A method of manufacturing a solar cell module using an FRP substrate, comprising a step of adhering an RP substrate and an EVA film. 12. The method of manufacturing a solar cell module using an FRP substrate according to claim 11, wherein the FRP substrate is preheated before the FRP substrate is bonded to the EVA film. 13. The method of manufacturing a solar cell module using an FRP substrate according to claim 12, wherein the preliminary heat treatment is performed at 50 to 200 ° C. for 1 minute to 10 hours. 14. The solar cell according to claim 11, wherein the solar cell module has an EVA film between a glass substrate on the light receiving surface side and an FRP substrate on the non-light receiving surface side. A method for manufacturing a solar cell module using a FRP substrate, wherein a moisture-proof film is provided between the FRP substrate and the cells for solar cells. 15. The method of manufacturing a solar cell module using an FRP substrate according to claim 11, wherein the EVA has a vinyl acetate content of 10 to 36% by weight. 16. The method of manufacturing a solar cell module using an FRP substrate according to claim 11, wherein the EVA film contains a crosslinking agent. 17. The method of manufacturing a solar cell module using an FRP substrate according to claim 16, wherein the crosslinking agent is an organic peroxide. 18. The EVA film according to claim 11, wherein the thickness of the EVA film is 50 to 2000 μm.

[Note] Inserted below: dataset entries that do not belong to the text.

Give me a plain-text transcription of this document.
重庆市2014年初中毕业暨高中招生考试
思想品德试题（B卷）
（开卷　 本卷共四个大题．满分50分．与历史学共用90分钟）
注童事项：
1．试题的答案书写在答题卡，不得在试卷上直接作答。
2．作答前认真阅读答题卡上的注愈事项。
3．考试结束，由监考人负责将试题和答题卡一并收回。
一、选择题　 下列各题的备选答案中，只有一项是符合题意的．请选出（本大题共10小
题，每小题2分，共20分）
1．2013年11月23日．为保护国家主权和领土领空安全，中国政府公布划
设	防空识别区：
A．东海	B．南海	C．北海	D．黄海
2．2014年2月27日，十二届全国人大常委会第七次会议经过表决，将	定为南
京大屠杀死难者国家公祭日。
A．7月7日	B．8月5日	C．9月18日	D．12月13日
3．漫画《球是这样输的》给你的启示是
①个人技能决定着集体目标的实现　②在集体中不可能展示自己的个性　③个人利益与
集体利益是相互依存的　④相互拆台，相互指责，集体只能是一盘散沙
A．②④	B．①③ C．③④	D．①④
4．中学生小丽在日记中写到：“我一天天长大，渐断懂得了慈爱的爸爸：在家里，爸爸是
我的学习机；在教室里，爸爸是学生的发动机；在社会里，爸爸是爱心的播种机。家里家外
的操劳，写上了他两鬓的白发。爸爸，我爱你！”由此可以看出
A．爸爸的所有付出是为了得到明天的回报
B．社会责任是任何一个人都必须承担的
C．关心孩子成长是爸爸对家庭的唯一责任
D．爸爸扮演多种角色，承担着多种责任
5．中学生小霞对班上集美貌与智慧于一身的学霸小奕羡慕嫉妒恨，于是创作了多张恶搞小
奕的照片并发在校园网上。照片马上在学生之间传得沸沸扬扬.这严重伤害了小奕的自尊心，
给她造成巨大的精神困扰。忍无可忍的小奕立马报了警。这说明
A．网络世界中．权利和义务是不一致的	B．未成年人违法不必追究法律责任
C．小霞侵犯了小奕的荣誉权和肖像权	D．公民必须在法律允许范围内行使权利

m is a method of manufacturing a solar cell module using an FRP substrate. 19. The FRP according to claim 11, wherein the EVA film is temporarily pressure-bonded to the preheated FRP substrate and then heated at 50 to 200 ° C. for 1 minute to 10 hours. A method for manufacturing a solar cell module using an FRP substrate, which comprises bonding the substrate and an EVA film. 20. The method of manufacturing a solar cell module using an FRP substrate according to claim 19, wherein the temporary pressure bonding is performed by vacuuming and pressing.